Sağın milliyetsiz kesimine özenip sapmalar göstermemeliyiz. Dün komünist emperyalizme karşı aynı saflarda rahatlıkla yer aldığımız bazıları ile bugün aynı saflarda buluşamıyoruz. Emperyalizmin her çeşidine karşı olan bizler, dün Sovyet yayılmacılığının aracı olan Leninleştirilmiş Marksizmle olan ideolojik mücadelemizi ABD veya Batı adına yapmadığımız için; bugün rahat ve ilkeli hareket edebiliyoruz. Sağın teslimiyetçi, liberal ve küreselleştirme önünde eğilenleriyle tabii ki farklılaşıyoruz. Kıbrıs’tan AB’ye, ABD-Türkiye ilişkilerinden Ortadoğu’daki gelişmelere, ırkçı Kürtçülük sorunundan Ermeni sorununa ve şehit aileleri ile teröristleri benimseyen aileleri bir tutma yanlışına kadar birçok konuda dünün sağ vitrinde dolaşan tatlı su ve etiket milliyetçileriyle bugün aynı saflarda olamıyoruz. Solun önemli bir bölümünü teşkil eden, devşirilmiş, Batıcı, gayri-milli kesimin; İslâmi bile olduğu tartışılabilir çevrelerle ve sahibi artık belli olan bazı liberallerle kurdukları ittifak, Milli Mücadele, Lozan, Cumhuriyet ve milli devletle çelişiyor ve çatışıyor.
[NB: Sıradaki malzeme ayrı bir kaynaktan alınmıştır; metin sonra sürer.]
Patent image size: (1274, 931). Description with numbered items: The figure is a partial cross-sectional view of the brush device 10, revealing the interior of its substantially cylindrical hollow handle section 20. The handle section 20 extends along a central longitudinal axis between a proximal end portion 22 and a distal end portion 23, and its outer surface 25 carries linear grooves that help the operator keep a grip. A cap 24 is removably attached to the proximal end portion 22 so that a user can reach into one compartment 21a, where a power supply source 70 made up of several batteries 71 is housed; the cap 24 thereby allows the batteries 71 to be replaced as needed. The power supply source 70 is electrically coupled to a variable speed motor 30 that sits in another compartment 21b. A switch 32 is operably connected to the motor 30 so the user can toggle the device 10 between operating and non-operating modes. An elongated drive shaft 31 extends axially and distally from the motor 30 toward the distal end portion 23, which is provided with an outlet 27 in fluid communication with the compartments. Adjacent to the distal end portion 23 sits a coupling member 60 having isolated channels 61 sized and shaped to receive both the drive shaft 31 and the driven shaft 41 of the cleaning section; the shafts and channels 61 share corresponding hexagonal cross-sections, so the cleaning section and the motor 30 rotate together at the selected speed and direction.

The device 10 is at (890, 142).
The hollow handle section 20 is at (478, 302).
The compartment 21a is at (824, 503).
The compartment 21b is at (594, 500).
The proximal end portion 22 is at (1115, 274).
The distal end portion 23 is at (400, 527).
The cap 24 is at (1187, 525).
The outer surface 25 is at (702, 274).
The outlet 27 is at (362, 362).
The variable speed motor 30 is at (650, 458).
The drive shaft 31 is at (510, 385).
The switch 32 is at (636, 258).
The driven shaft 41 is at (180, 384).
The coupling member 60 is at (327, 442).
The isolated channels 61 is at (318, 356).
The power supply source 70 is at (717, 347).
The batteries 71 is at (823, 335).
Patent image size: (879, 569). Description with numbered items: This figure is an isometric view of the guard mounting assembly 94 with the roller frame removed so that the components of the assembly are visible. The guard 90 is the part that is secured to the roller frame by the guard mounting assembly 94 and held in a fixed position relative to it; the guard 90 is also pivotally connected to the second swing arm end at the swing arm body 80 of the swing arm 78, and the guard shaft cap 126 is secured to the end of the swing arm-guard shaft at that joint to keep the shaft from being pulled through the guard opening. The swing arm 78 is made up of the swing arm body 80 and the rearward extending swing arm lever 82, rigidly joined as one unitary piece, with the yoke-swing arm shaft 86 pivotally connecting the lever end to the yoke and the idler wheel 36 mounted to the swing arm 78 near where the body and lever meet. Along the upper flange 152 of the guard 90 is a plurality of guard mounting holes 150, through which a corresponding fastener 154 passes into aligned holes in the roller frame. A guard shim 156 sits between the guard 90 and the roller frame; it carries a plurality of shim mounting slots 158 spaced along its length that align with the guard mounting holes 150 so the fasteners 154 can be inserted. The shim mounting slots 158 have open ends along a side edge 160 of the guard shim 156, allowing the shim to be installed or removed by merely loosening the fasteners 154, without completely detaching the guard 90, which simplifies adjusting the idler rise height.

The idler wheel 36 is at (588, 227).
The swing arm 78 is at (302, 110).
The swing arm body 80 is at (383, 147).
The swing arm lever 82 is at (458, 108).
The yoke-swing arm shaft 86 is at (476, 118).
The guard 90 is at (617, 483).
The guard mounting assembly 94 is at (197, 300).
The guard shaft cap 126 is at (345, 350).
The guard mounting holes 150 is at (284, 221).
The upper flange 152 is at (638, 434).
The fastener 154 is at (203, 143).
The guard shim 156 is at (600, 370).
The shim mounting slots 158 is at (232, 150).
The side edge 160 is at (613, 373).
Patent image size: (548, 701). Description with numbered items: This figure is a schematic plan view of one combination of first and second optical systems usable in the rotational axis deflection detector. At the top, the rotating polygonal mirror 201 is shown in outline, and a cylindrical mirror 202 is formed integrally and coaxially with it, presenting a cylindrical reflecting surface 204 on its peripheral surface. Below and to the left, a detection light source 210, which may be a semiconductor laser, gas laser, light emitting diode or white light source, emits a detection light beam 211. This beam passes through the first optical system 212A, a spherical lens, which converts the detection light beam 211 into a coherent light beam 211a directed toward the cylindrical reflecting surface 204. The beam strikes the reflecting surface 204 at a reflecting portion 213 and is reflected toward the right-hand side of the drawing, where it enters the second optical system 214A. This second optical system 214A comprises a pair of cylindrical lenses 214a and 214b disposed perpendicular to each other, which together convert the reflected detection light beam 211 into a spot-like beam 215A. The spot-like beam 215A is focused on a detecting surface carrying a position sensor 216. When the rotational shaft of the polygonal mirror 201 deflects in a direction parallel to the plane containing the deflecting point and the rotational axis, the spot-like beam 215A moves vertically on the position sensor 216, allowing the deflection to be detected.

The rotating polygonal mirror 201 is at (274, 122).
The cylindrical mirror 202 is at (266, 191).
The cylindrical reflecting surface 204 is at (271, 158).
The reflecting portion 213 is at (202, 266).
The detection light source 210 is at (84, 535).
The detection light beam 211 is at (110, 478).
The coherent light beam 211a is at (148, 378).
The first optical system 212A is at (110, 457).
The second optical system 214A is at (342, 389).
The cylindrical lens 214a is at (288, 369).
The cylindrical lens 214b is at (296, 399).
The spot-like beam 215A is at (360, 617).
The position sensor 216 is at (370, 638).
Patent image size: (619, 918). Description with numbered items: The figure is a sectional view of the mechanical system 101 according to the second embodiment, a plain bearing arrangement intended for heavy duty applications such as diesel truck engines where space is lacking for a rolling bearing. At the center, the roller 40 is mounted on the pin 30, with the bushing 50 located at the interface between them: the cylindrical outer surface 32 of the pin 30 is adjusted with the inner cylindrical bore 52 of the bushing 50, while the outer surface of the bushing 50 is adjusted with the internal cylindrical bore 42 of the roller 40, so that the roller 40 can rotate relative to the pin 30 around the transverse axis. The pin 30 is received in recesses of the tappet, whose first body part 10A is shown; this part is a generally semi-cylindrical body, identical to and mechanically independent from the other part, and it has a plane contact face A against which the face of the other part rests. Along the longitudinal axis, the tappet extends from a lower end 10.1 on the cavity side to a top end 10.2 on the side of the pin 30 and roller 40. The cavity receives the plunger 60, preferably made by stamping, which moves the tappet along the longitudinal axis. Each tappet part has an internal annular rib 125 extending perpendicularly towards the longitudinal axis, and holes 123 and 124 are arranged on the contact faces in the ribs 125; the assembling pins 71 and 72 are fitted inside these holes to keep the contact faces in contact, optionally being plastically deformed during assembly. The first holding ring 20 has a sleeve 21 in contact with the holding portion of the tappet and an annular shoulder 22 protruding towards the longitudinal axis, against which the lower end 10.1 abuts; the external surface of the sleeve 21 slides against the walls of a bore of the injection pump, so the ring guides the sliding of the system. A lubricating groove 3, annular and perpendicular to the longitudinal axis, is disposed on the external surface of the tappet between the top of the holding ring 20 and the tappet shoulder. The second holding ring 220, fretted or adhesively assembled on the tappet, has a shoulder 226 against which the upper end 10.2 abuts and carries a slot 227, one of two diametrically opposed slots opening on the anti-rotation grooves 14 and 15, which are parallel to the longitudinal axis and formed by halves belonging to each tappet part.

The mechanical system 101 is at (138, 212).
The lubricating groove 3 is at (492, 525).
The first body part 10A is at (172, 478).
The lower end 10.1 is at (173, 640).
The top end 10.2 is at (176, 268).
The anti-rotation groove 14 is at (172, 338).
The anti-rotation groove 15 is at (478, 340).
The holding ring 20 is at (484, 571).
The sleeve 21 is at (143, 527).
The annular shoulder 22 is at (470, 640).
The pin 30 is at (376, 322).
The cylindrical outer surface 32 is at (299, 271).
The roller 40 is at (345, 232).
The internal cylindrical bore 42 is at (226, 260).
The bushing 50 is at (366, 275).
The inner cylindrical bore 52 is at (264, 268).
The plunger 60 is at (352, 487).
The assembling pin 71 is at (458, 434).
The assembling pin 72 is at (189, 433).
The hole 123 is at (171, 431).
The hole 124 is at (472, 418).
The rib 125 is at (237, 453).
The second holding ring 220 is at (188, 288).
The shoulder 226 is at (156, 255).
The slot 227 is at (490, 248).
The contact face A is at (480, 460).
Bazıları Milli Mücadeleyi sadece basit bir Türk-Yunan harbi gibi görüyor. Büyük Atatürk ve arkadaşlarını, ırkçılıkla şartlandıkları için 1924’te tek ırk, tek dil yaratmakla suçluyorlar. 1924 ve 1982 Anayasalarındaki milli kimlik tanımını ırkçı anlayışla reddediyorlar. İnsanlarımızı askerden, askerlikten ve ülkesi için fedakârlık yapmaktan alıkoymaktadırlar. 27 Mayıs 1960 hikâyesi ısıtılıp ısıtılıp ortaya konuluyor. 1921 Anayasasında olmayanları ilâve ederek egemenliği paylaşmak istiyorlar. Gerekçeleri ise; “Biz de vardık” oluyor. Oysa, Milli Mücadelede ve Anadolu’daki Haçlı işgaline karşı bugün DTP çizgisinde olanlar, dün o şerefli mücadeleyi kırmakla ve işbirlikçilikle uğraşıyorlardı. T.C. ve Milli Mücadele iki-üç ayrı millet ve devlet için yapılmadı ve kurulmadı. Milletleşme acaba basit bir biyolojik bir tasnif mi?
Ülkeyi yönetenler ve sorumluluk taşıyanlar, hayati konularda tarafsız kalmamalı; hatta ihanet odaklarına destek olmamalıdırlar. Yeni Anayasa taslaklarında nerede Türk kelimesini görüyorlarsa; çıkarmak istiyorlar. Bu ırkçılara Türk kelimesi batıyor. Herhalde kendilerini “neseb-i gayri sahih”, belirsiz ve karışık görüyorlar. Bu onların bileceği bir iş; ama, Türk Milleti kendileri gibi değil… Anayasa çalışmaları ile ilgili bu çizgideki bir komisyonun bizzat Başbakanlık tarafından kurulduğunu ve desteklendiğini de unutuyor değiliz.